Kimi K2.5 Technical Report [pdf]

4 hours ago (github.com)

I've been using this model (as a coding agent) for the past few days, and it's the first time I've felt that an open source model really competes with the big labs. So far it's been able to handle most things I've thrown at it. I'm almost hesitant to say that this is as good as Opus.

It's interesting to note that a model that can OpenAI is valued almost 400 times more than moonshotai, despite their models being surprisingly close.

  • Well to be the devil's advocate: One is a household name that holds most of the world's silicon wafers for ransom, and the other sounds like a crypto scam. Also estimating valuation of Chinese companies is sort of nonsense when they're all effectively state owned.

I've been quite satisfied lately with MiniMax M-2.1 in opencode.

How does Kimi 2.5 compare to it in real world scenarios?

  • A lot better in my experience. M2.1 to me feels between haiku and sonnet. K2.5 feels close to opus. That's based on my testing of removing some code and getting it to reimplement based on tests. Also the design/spec writing feels great. You can still test k2.5 for free in OpenCode today.

    • Well, Minimax was the equivalent of Sonnet in my testing. If Kimi approach Opus, that would be great.

I really like the agent swarm thing, is it possible to use that functionality with OpenCode or is that a Kimi CLI specific thing? Does the agent need to be aware of the capability?

  • It seems to work with OpenCode, but I can't tell exactly what's going on -- I was super impressed when OpenCode presented me with a UI to switch the view between different sub-agents. I don't know if OpenCode is aware of the capability, or the model is really good at telling the harness how to spawn sub-agents or execute parallel tool calls.
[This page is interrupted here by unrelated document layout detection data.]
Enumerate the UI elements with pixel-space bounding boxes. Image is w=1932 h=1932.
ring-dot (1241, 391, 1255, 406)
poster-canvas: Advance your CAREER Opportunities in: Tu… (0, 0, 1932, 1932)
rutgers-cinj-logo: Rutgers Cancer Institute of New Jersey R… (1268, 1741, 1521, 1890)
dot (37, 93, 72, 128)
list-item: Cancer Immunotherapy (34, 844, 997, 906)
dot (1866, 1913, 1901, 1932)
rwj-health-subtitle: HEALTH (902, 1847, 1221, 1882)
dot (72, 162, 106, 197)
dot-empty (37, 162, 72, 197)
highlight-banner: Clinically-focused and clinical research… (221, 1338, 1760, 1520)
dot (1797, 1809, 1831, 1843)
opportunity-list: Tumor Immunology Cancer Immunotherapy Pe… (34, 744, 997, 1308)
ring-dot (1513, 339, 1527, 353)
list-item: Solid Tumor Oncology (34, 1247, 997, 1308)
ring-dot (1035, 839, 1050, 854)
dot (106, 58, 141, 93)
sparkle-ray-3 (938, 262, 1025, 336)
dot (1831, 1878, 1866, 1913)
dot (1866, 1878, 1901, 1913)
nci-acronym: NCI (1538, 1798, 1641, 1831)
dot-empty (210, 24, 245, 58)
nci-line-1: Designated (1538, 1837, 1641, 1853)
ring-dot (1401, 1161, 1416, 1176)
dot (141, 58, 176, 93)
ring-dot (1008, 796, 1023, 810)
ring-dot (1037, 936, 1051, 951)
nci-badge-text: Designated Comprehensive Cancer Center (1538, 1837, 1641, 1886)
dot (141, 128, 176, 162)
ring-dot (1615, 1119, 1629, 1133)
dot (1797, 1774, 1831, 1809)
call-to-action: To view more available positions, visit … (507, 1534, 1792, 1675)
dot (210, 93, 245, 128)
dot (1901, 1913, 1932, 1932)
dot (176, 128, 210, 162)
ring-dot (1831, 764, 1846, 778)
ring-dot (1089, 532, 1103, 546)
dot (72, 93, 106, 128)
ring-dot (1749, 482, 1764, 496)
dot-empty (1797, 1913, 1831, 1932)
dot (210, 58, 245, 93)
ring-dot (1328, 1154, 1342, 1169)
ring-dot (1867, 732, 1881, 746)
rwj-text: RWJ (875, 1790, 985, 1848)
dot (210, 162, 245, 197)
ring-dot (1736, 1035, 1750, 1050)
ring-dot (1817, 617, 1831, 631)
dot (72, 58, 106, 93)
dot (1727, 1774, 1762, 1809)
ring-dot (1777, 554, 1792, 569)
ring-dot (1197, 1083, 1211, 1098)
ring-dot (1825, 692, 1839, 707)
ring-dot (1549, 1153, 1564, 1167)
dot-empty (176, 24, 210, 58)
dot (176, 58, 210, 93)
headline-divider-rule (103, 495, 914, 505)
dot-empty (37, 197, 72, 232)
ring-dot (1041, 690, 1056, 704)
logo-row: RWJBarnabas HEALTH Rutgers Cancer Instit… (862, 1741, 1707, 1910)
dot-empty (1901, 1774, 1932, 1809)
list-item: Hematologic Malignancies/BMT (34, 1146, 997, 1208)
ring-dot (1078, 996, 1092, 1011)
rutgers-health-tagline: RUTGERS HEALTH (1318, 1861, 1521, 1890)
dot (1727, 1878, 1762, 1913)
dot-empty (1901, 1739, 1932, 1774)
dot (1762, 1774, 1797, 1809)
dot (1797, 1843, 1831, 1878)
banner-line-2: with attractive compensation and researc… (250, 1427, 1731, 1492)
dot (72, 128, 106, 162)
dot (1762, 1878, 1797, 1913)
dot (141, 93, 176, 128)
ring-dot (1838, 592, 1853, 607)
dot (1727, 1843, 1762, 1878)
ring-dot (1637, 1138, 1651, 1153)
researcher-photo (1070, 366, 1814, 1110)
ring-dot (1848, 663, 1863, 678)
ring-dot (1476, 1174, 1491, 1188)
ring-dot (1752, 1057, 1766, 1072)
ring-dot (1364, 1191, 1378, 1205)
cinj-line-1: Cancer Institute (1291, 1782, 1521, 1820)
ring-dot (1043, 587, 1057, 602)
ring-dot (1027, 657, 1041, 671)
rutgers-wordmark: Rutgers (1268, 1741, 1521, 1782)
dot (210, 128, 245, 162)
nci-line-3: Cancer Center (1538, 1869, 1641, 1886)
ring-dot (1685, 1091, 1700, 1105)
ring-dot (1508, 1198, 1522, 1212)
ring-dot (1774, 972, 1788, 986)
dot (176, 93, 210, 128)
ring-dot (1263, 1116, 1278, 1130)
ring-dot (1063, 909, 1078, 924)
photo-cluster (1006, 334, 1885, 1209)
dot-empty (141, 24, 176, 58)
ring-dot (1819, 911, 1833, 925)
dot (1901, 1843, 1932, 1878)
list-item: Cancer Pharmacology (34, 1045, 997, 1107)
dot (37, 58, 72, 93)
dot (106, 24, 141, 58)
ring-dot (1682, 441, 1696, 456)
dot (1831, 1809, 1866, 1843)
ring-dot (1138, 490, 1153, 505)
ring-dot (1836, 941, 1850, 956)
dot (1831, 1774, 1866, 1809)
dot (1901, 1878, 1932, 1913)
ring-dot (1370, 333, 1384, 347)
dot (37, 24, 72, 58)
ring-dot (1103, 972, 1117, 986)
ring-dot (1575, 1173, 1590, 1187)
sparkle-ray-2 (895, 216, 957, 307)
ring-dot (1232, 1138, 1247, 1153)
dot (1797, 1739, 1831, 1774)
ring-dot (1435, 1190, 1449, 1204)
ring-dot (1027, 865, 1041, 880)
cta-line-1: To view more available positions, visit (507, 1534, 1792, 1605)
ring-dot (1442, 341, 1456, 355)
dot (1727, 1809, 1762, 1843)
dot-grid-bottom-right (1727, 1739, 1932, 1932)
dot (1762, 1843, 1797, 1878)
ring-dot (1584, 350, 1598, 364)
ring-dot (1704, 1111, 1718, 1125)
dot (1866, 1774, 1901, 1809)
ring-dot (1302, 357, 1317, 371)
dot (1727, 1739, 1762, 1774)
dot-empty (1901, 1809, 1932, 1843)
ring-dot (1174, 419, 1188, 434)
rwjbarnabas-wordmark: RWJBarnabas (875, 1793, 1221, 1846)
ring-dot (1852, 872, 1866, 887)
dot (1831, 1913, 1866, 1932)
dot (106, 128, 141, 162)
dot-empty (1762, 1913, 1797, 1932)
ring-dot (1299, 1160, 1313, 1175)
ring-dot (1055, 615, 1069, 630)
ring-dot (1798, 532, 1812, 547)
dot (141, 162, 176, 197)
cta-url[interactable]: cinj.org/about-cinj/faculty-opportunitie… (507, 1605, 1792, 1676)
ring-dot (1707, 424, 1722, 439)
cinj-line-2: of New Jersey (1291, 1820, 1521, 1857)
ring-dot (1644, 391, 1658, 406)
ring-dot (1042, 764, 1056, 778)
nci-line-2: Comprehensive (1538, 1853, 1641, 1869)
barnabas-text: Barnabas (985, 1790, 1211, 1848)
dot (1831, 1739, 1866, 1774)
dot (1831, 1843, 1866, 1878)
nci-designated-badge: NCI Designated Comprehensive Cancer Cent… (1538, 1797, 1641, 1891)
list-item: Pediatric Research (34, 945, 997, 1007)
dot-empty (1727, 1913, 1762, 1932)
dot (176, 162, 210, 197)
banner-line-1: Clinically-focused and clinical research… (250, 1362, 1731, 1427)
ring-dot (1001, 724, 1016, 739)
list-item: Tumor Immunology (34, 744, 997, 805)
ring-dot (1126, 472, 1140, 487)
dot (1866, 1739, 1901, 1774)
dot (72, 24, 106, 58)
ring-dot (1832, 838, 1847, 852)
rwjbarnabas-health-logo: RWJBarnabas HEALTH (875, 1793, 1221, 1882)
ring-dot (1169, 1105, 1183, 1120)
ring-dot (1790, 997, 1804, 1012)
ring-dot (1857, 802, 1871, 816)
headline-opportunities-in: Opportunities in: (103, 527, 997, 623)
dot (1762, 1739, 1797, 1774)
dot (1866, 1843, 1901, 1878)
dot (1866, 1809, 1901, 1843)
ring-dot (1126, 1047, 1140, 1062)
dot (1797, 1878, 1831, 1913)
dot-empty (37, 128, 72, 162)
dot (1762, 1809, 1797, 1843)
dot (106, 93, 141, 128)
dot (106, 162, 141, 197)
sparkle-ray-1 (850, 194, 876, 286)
I wonder how K2.5 + OpenCode compares to Opus with CC. If it is close I would let go of my subscription, as probably a lot of people.

  • It is not opus. It is good, works really fast and suprisingly through about its decisions. However I've seen it hallucinate things.

    Just today I asked for a code review and it flagged a method that can be `static`. The problem is it was already static. That kind of stuff never happens with Opus 4.5 as far as I can tell.

    Also, in an opencode Plan mode (read only). It generated a plan and instead of presenting it and stopping, decided to implement it. Could not use the edit and write tools because the harness was in read only mode. But it had bash and started using bash to edit stuff. Wouldn't just fucking stop even though the error messages it received from opencode stated why. Its plan and the resulting code was ok so I let it go crazy though...

  • I've been using K2.5 with OpenCode to do code assessments/fixes and Opus 4.5 with CC to check the work, and so far so good. Very impressed with it so far, but I don't feel comfortable canceling my Claude subscription just yet. Haven't tried it on large feature implementations.